The other narrative in the book is directed more toward the general public and patients than to physicians and other health-care workers. Readers will learn about Lyme disease and its cause, diagnosis and treatment in sections interspersed throughout the story of its discovery and elucidation. Edlow includes a helpful, jargon-free discussion about medical decision-making and patiently explains the vagaries of diagnostic tests and their interpretation. Twenty or thirty years from now, the details in the book on what is current diagnosis and therapy may get less attention than the history itself, but for now the book provides both a history and an accessible medical reference in an entertaining package.

Less successful is the attempt to invest the controversy about Lyme disease with more grandeur than it probably deserves. References to Thomas Kuhn and paradigm shifts, and analogies to Ptolemy and Copernicus, may be flattering to those on either side of the dispute, but they are unjustified. One does not frequently hear of Kuhn being invoked in discussions about alien abduction or other phenomena that are difficult to document. The fact is that there are perhaps a few hundred to a few thousand people who are convinced they have Lyme disease, even in the absence of many of the traditionally accepted indicators of infection. These individuals hold the alternative view of the disease. From their point of view, there is a cabal of mostly academic and government physicians, abetted by insurance companies and vaccine makers, who do not take their illnesses seriously enough.

The conventional view is that Lyme disease may sometimes be difficult to diagnose and may require prolonged therapy, but it usually does not. From the conventional viewpoint, Lyme disease is not fundamentally different from most other infectious diseases, and there is little or no rationale to broaden its current definition—infection with B. burgdorferi.

Individuals holding the alternative view turn for relief to some physicians who make or support the diagnosis and treat them, often with lengthy antibiotic regimens that third parties will not pay for in full.

Nevertheless, at least one disorder in the southeastern United States—which resembles Lyme disease but is not caused by B. burgdorferi—became hidden by accusations of over-diagnosis on one side and conspiracy on the other. Edlow effectively describes the persistent efforts by Ed Masters, a family physician in Missouri, and others to bring this clinical syndrome to health authorities' attention. It remains to be determined how serious and extensive a medical threat 'Masters' disease' really is. But the initial reluctance of government and professional medical organizations to pay attention to the message, albeit poorly articulated, has fueled the distrust and amplified the contention that Lyme disease is more rampant than official statistics indicate.

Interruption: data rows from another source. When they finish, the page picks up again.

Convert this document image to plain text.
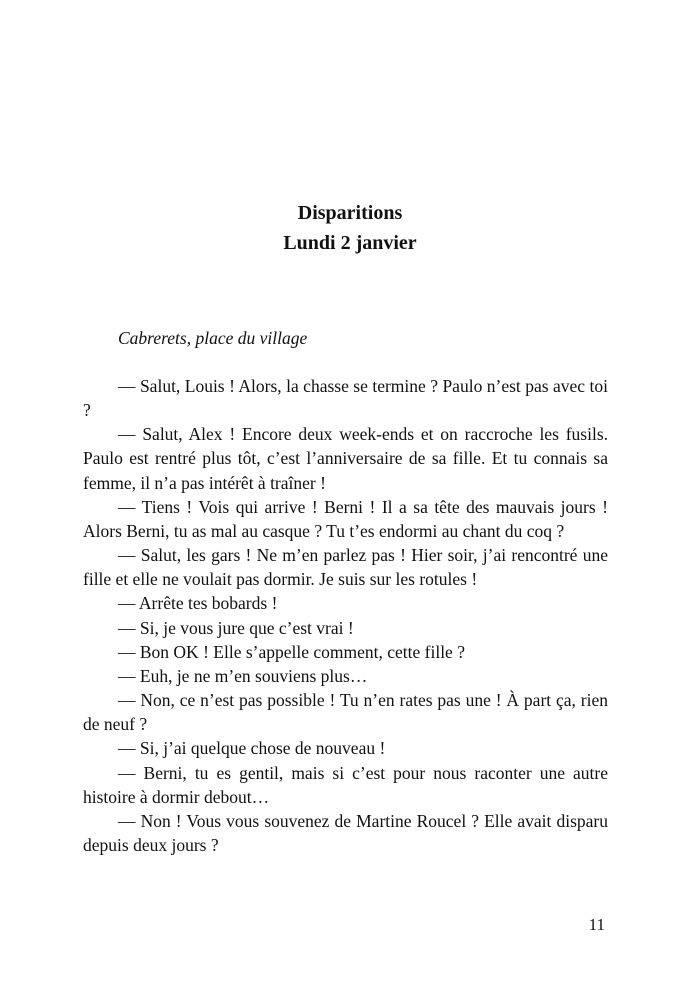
Disparitions

Lundi 2 janvier

Cabrerets, place du village

— Salut, Louis ! Alors, la chasse se termine ? Paulo n’est pas avec toi ?

— Salut, Alex ! Encore deux week-ends et on raccroche les fusils. Paulo est rentré plus tôt, c’est l’anniversaire de sa fille. Et tu connais sa femme, il n’a pas intérêt à traîner !

— Tiens ! Vois qui arrive ! Berni ! Il a sa tête des mauvais jours ! Alors Berni, tu as mal au casque ? Tu t’es endormi au chant du coq ?

— Salut, les gars ! Ne m’en parlez pas ! Hier soir, j’ai rencontré une fille et elle ne voulait pas dormir. Je suis sur les rotules !

— Arrête tes bobards !

— Si, je vous jure que c’est vrai !

— Bon OK ! Elle s’appelle comment, cette fille ?

— Euh, je ne m’en souviens plus…

— Non, ce n’est pas possible ! Tu n’en rates pas une ! À part ça, rien de neuf ?

— Si, j’ai quelque chose de nouveau !

— Berni, tu es gentil, mais si c’est pour nous raconter une autre histoire à dormir debout…

— Non ! Vous vous souvenez de Martine Roucel ? Elle avait disparu depuis deux jours ?

11
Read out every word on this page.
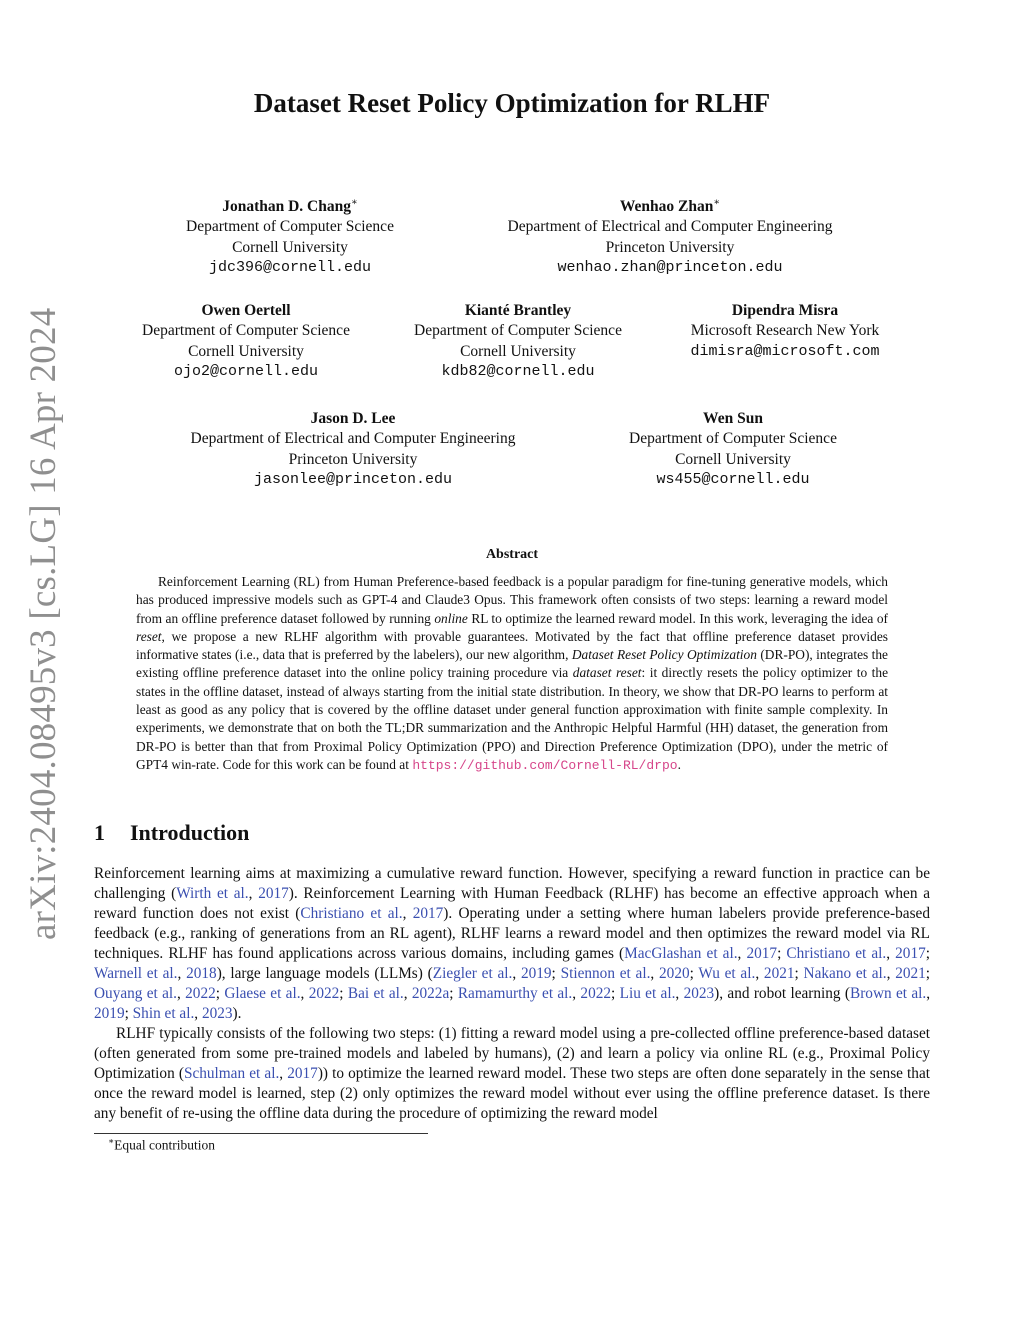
arXiv:2404.08495v3 [cs.LG] 16 Apr 2024
Dataset Reset Policy Optimization for RLHF
Jonathan D. Chang∗
Department of Computer Science
Cornell University
jdc396@cornell.edu
Wenhao Zhan∗
Department of Electrical and Computer Engineering
Princeton University
wenhao.zhan@princeton.edu
Owen Oertell
Department of Computer Science
Cornell University
ojo2@cornell.edu
Kianté Brantley
Department of Computer Science
Cornell University
kdb82@cornell.edu
Dipendra Misra
Microsoft Research New York
dimisra@microsoft.com
Jason D. Lee
Department of Electrical and Computer Engineering
Princeton University
jasonlee@princeton.edu
Wen Sun
Department of Computer Science
Cornell University
ws455@cornell.edu
Abstract

Reinforcement Learning (RL) from Human Preference-based feedback is a popular paradigm for fine-tuning generative models, which has produced impressive models such as GPT-4 and Claude3 Opus. This framework often consists of two steps: learning a reward model from an offline preference dataset followed by running online RL to optimize the learned reward model. In this work, leveraging the idea of reset, we propose a new RLHF algorithm with provable guarantees. Motivated by the fact that offline preference dataset provides informative states (i.e., data that is preferred by the labelers), our new algorithm, Dataset Reset Policy Optimization (DR-PO), integrates the existing offline preference dataset into the online policy training procedure via dataset reset: it directly resets the policy optimizer to the states in the offline dataset, instead of always starting from the initial state distribution. In theory, we show that DR-PO learns to perform at least as good as any policy that is covered by the offline dataset under general function approximation with finite sample complexity. In experiments, we demonstrate that on both the TL;DR summarization and the Anthropic Helpful Harmful (HH) dataset, the generation from DR-PO is better than that from Proximal Policy Optimization (PPO) and Direction Preference Optimization (DPO), under the metric of GPT4 win-rate. Code for this work can be found at https://github.com/Cornell-RL/drpo.

1 Introduction

Reinforcement learning aims at maximizing a cumulative reward function. However, specifying a reward function in practice can be challenging (Wirth et al., 2017). Reinforcement Learning with Human Feedback (RLHF) has become an effective approach when a reward function does not exist (Christiano et al., 2017). Operating under a setting where human labelers provide preference-based feedback (e.g., ranking of generations from an RL agent), RLHF learns a reward model and then optimizes the reward model via RL techniques. RLHF has found applications across various domains, including games (MacGlashan et al., 2017; Christiano et al., 2017; Warnell et al., 2018), large language models (LLMs) (Ziegler et al., 2019; Stiennon et al., 2020; Wu et al., 2021; Nakano et al., 2021; Ouyang et al., 2022; Glaese et al., 2022; Bai et al., 2022a; Ramamurthy et al., 2022; Liu et al., 2023), and robot learning (Brown et al., 2019; Shin et al., 2023).

RLHF typically consists of the following two steps: (1) fitting a reward model using a pre-collected offline preference-based dataset (often generated from some pre-trained models and labeled by humans), (2) and learn a policy via online RL (e.g., Proximal Policy Optimization (Schulman et al., 2017)) to optimize the learned reward model. These two steps are often done separately in the sense that once the reward model is learned, step (2) only optimizes the reward model without ever using the offline preference dataset. Is there any benefit of re-using the offline data during the procedure of optimizing the reward model

∗Equal contribution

One of the lessons from Edlow's saga of the disorder, then, is that when someone cries 'wolf' by claiming a case of Lyme disease, they may indeed not be infected with B. burgdorferi. But, to extend the analogy, there may still be a fox, or a disorder that looks like Lyme disease in some aspects, but is caused by something else. As the author seems to suggest, those of us accustomed to false alarms in this situation should not completely tune out.